Vielerorts fehlt Personal und die Unternehmen suchen händeringend nach Fachkräften. (Bild: studio v-zwoelf - stock.adobe.com)

Ghana hat was Deutschland braucht – Arbeitskräfte im Überfluss. Deshalb spielten Bundesarbeitsminister Hubertus Heil und Entwicklungshilfeministerin Svenja Schulze bei ihrer Reise in das westafrikanische Land Ende Februar all ihre Überzeugungskraft aus, um ghanaische Fachkräfte dazu zu bewegen, sich in Hannover, Leipzig oder Wolfsburg um einen Job zu bewerben. Bundeskanzler Olaf Scholz warb wenige Tage später in Neu Delhi und Bangalore ebenfalls um indische IT-Experten. Auf sie warten in Deutschland 137.000 offene Stellen.
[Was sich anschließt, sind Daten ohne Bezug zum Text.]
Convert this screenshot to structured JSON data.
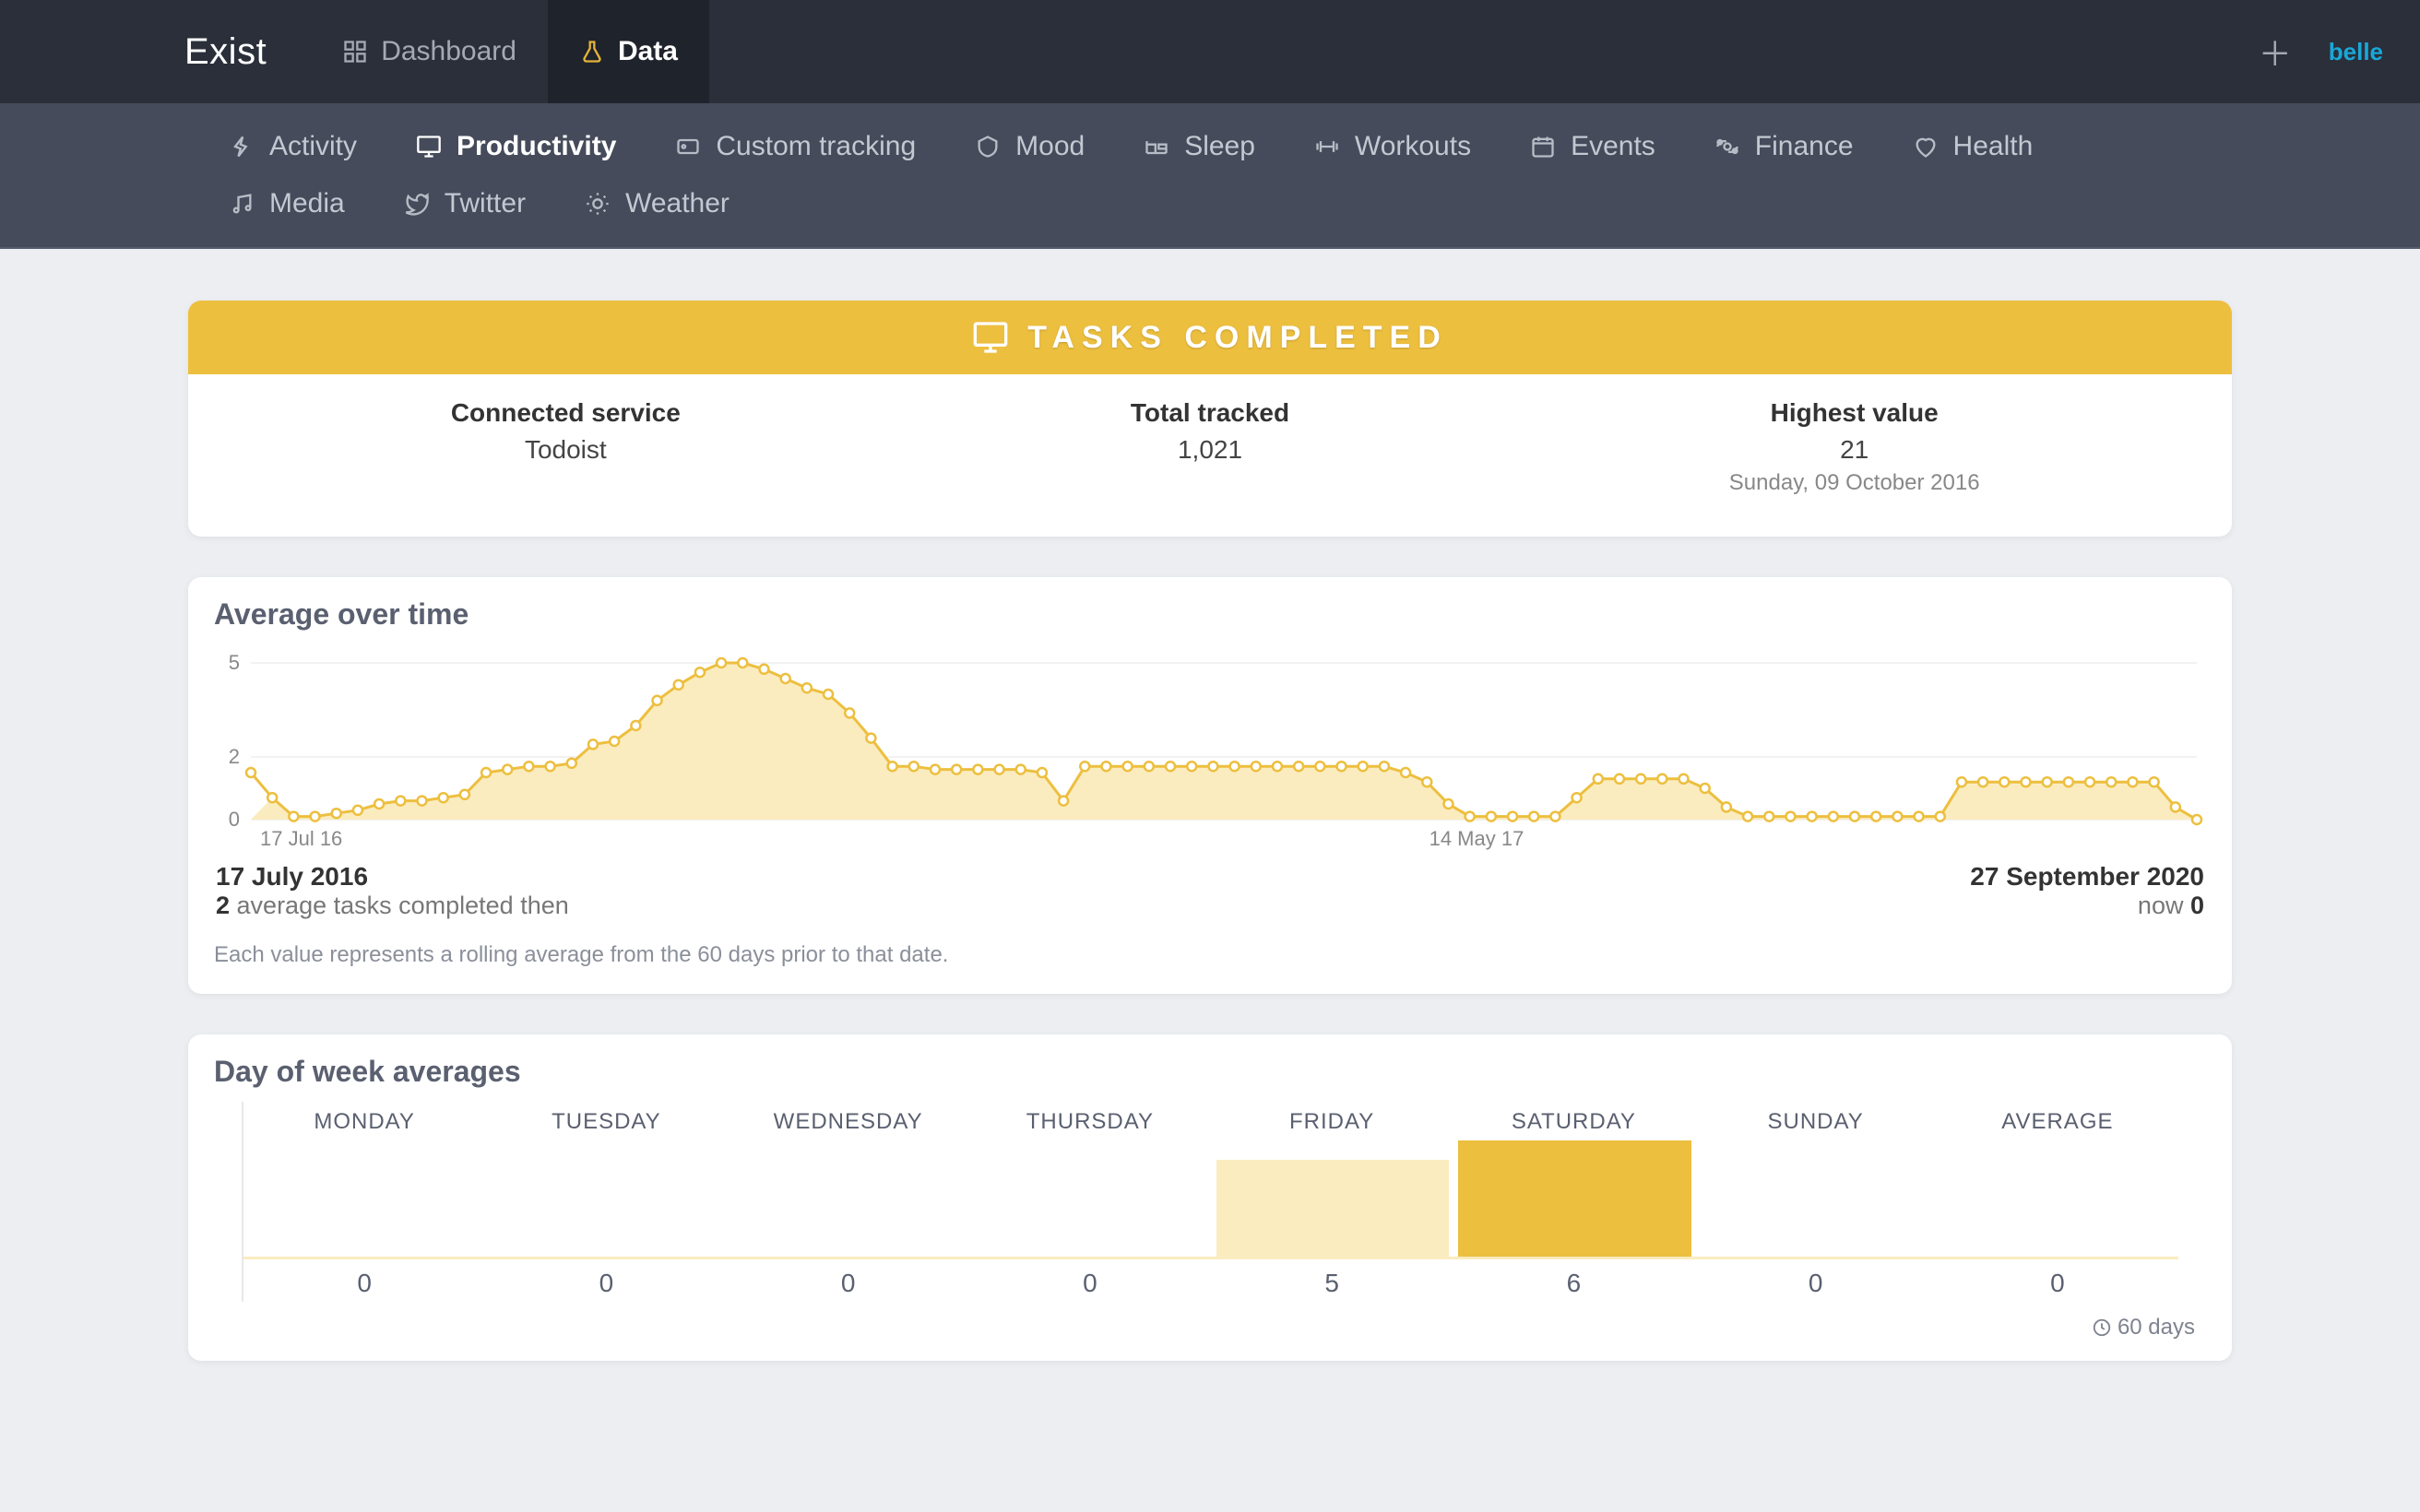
{
  "brand": "Exist",
  "topnav": {
    "dashboard": "Dashboard",
    "data": "Data"
  },
  "user": "belle",
  "subnav": [
    {
      "id": "activity",
      "label": "Activity"
    },
    {
      "id": "productivity",
      "label": "Productivity"
    },
    {
      "id": "custom",
      "label": "Custom tracking"
    },
    {
      "id": "mood",
      "label": "Mood"
    },
    {
      "id": "sleep",
      "label": "Sleep"
    },
    {
      "id": "workouts",
      "label": "Workouts"
    },
    {
      "id": "events",
      "label": "Events"
    },
    {
      "id": "finance",
      "label": "Finance"
    },
    {
      "id": "health",
      "label": "Health"
    },
    {
      "id": "media",
      "label": "Media"
    },
    {
      "id": "twitter",
      "label": "Twitter"
    },
    {
      "id": "weather",
      "label": "Weather"
    }
  ],
  "subnav_active": "productivity",
  "metric_header": "TASKS COMPLETED",
  "stats": {
    "connected_label": "Connected service",
    "connected_value": "Todoist",
    "total_label": "Total tracked",
    "total_value": "1,021",
    "highest_label": "Highest value",
    "highest_value": "21",
    "highest_sub": "Sunday, 09 October 2016"
  },
  "chart": {
    "title": "Average over time",
    "start_date": "17 July 2016",
    "start_val_prefix": "2",
    "start_val_suffix": " average tasks completed then",
    "end_date": "27 September 2020",
    "end_val_prefix": "now ",
    "end_val_suffix": "0",
    "footnote": "Each value represents a rolling average from the 60 days prior to that date.",
    "x_tick_start": "17 Jul 16",
    "x_tick_mid": "14 May 17"
  },
  "chart_data": {
    "type": "line",
    "title": "Average over time",
    "xlabel": "",
    "ylabel": "",
    "ylim": [
      0,
      5
    ],
    "x_ticks": [
      "17 Jul 16",
      "14 May 17"
    ],
    "y_ticks": [
      0,
      2,
      5
    ],
    "x_range": [
      "2016-07-17",
      "2020-09-27"
    ],
    "values": [
      1.5,
      0.7,
      0.1,
      0.1,
      0.2,
      0.3,
      0.5,
      0.6,
      0.6,
      0.7,
      0.8,
      1.5,
      1.6,
      1.7,
      1.7,
      1.8,
      2.4,
      2.5,
      3.0,
      3.8,
      4.3,
      4.7,
      5.0,
      5.0,
      4.8,
      4.5,
      4.2,
      4.0,
      3.4,
      2.6,
      1.7,
      1.7,
      1.6,
      1.6,
      1.6,
      1.6,
      1.6,
      1.5,
      0.6,
      1.7,
      1.7,
      1.7,
      1.7,
      1.7,
      1.7,
      1.7,
      1.7,
      1.7,
      1.7,
      1.7,
      1.7,
      1.7,
      1.7,
      1.7,
      1.5,
      1.2,
      0.5,
      0.1,
      0.1,
      0.1,
      0.1,
      0.1,
      0.7,
      1.3,
      1.3,
      1.3,
      1.3,
      1.3,
      1.0,
      0.4,
      0.1,
      0.1,
      0.1,
      0.1,
      0.1,
      0.1,
      0.1,
      0.1,
      0.1,
      0.1,
      1.2,
      1.2,
      1.2,
      1.2,
      1.2,
      1.2,
      1.2,
      1.2,
      1.2,
      1.2,
      0.4,
      0.0
    ]
  },
  "dow": {
    "title": "Day of week averages",
    "labels": [
      "MONDAY",
      "TUESDAY",
      "WEDNESDAY",
      "THURSDAY",
      "FRIDAY",
      "SATURDAY",
      "SUNDAY",
      "AVERAGE"
    ],
    "values": [
      0,
      0,
      0,
      0,
      5,
      6,
      0,
      0
    ],
    "max": 6,
    "foot": "60 days"
  },
  "colors": {
    "accent": "#edbf3f",
    "accent_light": "#fbecbf"
  }
}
„Auch im Maschinenbau gab es 2022 einen Rekord an unbesetzten Stellen“, berichtet Holger Wuchold vom Hauptstadtbüro des VDMA. Für jede zehnte Vakanz fanden die Betriebe mehr als ein halbes Jahr lang keinen geeigneten Mitarbeitenden. Auch auf elf Prozent der Ausbildungsplätze in maschinenbaurelevanten Berufen bewarb sich 2022 kein Jugendlicher, so der VDMA.
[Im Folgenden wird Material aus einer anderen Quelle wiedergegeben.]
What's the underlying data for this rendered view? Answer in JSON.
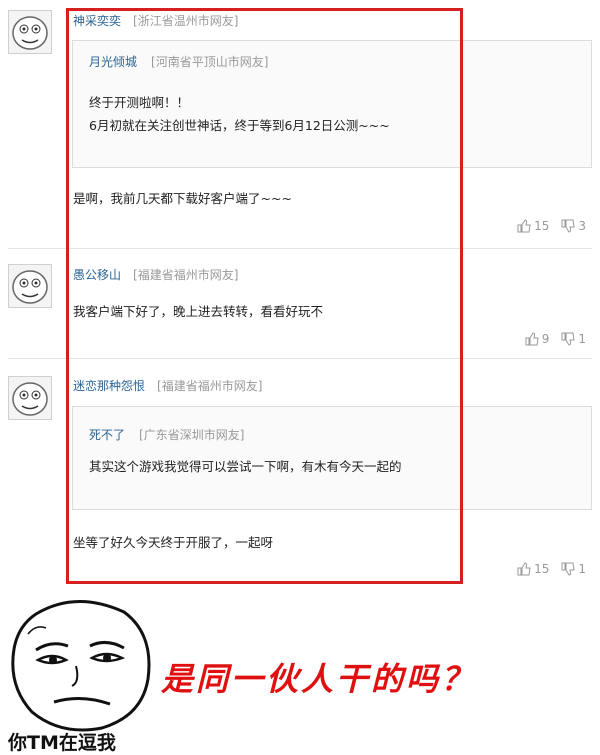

Insgesamt können Unternehmen in Deutschland derzeit mehr als zwei Millionen Jobs nicht vergeben, beschreibt die Deutsche Industrie- und Handelskammer (DIHK) das Ausmaß des Fachkräftemangels. „Das entspricht einem entgangenen Wertschöpfungspotenzial von fast 100 Milliarden Euro“, so DIHK-Hauptgeschäftsführer Achim Dercks.

Außerdem steigen auf dem leergefegten Arbeitsmarkt die Kosten für die Mitarbeitersuche. „Wir haben früher im Schnitt mit Kosten von 2.000 Euro für die Besetzung einer Stelle gerechnet. Jetzt sind wir oft einmal bei fünfstelligen Beträgen“, erklärt die Personalchefin von DELO Industrie Klebstoffe, Heidrun Hausen.

Sie würde bei dem Mittelständler, der mit über 950 Mitarbeitenden vor allem Kleber für die Automobil-, Halbleiter- und Elektronikindustrie entwickelt und herstellt, gerne mehr als 100 Stellen mit neuen Kolleginnen und Kollegen besetzen. „Wenn wir die nicht finden, müssen wir interne Projekte verschieben oder zumindest schlanker gestalten“, erklärt Hausen die Folgen des Fachkräftemangels für Delo. Glücklicherweise schlägt sich das bei dem Klebstoffspezialisten nicht in sinkenden Ergebnissen nieder. Im vergangenen Geschäftsjahr erwirtschaftete er knapp 205 Millionen Euro Umsatz. Das sind zwölf Prozent mehr als im Vorjahr.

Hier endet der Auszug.